The Spies of Warsaw by Alan Furst (bookmooch)
On a cool October evening in 1937, German engineer and secret agent Herr Edvard Uhl arrives at Warsaw railway station. He suppresses a chill of fear. Tonight, he will be with his mistress; but tomorrow, he will be at a workers’ bar where he will meet with a French military attaché. Information will be exchanged for money.
War is coming to Europe. And although bombs and bullets have yet to fly, French and German operatives are already caught in a deadly espionage battle. In war and subterfuge, no spy can help being drawn into the murky world of abduction, betrayal and intrigue. in the diplomatic salons and back alleys of Warsaw.
Feast of Fools by Rachel Caine (purchased)
In the town of Morganville, vampires and humans have learnt to live in relative peace. Still, Claire Danvers knows that after dark, her homework can take a backseat to staying alive. But this tenuous harmony is turned on its head with the arrival of Mr Bishop.
Bad to the bone, the ancient old-school vampire cares nothing about keeping the peace; staying at the top of the food chain is enough. What he wants from the town’s living and dead is unthinkably sinister. It’s only at a formal ball attended by vampires and their human dates that Claire realises Bishop’s plan—and the elaborately evil trap he’s set for the warm-blooded souls of Morganville…
Lord of Misrule by Rachel Caine (purchased)
In the college town of Morganville, vampires and humans coexist in (relatively) bloodless harmony. Then comes Bishop, a master vampire who threatens to abolish all order, revive the forces of the evil dead, and let chaos rule. But Bishop isn’t the only threat.

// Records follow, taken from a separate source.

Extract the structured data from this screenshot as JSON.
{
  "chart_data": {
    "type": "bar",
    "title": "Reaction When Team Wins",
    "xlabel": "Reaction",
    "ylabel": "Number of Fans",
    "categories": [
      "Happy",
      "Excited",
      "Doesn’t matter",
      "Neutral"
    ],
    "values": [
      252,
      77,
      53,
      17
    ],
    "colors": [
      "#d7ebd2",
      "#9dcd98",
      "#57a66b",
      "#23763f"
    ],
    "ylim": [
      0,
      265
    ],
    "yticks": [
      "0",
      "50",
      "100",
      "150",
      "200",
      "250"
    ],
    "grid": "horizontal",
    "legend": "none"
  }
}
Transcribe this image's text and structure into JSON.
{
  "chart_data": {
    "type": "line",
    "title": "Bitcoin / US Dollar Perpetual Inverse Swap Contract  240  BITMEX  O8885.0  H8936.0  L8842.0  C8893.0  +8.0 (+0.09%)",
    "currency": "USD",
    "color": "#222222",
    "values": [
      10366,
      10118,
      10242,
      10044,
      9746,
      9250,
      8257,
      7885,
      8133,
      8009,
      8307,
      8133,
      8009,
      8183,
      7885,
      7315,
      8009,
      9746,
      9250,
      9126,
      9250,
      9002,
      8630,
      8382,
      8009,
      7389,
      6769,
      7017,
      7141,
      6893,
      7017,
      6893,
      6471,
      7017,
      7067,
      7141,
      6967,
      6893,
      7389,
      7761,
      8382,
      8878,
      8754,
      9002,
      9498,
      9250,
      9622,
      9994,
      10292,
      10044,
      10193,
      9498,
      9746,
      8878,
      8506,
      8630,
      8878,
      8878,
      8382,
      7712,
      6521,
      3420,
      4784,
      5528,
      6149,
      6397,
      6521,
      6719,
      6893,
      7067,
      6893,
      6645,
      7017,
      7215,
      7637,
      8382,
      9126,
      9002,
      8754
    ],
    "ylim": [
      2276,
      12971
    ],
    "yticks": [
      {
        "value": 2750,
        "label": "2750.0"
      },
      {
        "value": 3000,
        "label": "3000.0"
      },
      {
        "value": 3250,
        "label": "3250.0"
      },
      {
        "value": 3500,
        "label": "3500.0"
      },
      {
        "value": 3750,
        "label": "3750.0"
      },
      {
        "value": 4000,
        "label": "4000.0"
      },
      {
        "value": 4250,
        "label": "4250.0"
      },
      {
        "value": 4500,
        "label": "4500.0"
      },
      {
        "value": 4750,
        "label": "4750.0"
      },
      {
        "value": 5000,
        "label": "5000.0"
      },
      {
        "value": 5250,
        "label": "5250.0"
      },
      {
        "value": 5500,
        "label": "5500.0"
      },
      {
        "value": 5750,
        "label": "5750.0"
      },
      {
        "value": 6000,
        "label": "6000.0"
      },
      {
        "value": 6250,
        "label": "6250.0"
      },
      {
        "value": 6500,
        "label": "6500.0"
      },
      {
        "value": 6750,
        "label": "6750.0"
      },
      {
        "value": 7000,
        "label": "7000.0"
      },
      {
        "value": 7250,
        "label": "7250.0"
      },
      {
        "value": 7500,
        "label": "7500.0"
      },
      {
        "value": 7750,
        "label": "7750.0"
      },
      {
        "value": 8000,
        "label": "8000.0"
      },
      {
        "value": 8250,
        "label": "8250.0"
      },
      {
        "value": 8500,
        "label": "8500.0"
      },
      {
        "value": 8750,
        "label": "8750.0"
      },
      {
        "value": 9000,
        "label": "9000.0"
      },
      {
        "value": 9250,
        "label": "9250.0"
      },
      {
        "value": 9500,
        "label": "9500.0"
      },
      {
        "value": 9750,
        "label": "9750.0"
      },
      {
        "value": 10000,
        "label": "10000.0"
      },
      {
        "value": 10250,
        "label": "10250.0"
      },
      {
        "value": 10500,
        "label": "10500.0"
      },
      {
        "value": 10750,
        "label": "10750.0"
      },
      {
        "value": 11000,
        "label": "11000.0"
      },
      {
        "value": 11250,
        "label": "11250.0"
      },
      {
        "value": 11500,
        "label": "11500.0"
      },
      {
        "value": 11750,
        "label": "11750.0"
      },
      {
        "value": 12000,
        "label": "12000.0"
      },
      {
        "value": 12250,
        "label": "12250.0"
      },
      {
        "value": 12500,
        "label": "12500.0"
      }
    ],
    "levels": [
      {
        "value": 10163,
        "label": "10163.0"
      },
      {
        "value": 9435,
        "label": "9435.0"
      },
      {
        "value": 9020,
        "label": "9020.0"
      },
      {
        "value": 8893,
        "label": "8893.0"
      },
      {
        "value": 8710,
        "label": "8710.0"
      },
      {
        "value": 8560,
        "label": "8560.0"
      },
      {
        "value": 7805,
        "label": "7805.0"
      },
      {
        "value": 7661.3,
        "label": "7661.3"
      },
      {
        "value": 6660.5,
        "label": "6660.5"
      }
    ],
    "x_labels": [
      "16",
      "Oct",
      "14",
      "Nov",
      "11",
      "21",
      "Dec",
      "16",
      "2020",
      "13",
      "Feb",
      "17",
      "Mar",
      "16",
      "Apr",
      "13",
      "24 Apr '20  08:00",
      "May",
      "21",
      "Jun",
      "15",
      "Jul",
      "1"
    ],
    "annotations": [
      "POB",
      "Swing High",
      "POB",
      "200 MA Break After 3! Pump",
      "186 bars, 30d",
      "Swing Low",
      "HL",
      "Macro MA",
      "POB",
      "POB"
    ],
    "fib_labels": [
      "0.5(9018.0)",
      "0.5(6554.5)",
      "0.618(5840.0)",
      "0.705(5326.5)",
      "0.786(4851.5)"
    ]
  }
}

Violent black clouds promise a storm of devastating proportions. As student Claire Danvers and her friends prepare to defend Morganville against the elements—both natural and unnatural—the unexpected happens: Morganville’s vampires begin to vanish one by one. Discovering why leads Claire to one last choice: swear allegiance to Bishop… or die.
Women in Ancient Egypt by Barbara Watterson (purchased)
Women in Ancient Egypt is a detailed and fascinating study of the often overlooked contributions made by women of all classes to the political and social history of pharaonic Egypt, c. 3100 B.C. to 30 B.C. Using evidence gleaned from written records, monuments, sculpture, tomb-paintings and material found in tombs, including objects and human remains, the author has been able to build up an intriguing picture of the lives led by ancient Egyptian women throughout the pharaonic period. The types of occupations and careers open to women are described; as are their domestic and personal lives–marriage, health and childbirth; the family; household chores undertaken by women; and their clothing, jewellery and beauty preparations. The women whose lives are fleshed out in these pages are largely the “little people” of history, women who rarely exercised any power outside the home. In contrast, however, the final chapter deals with those women, surprisingly few in number, whose influence on the political affairs of their country was considerable and legendary.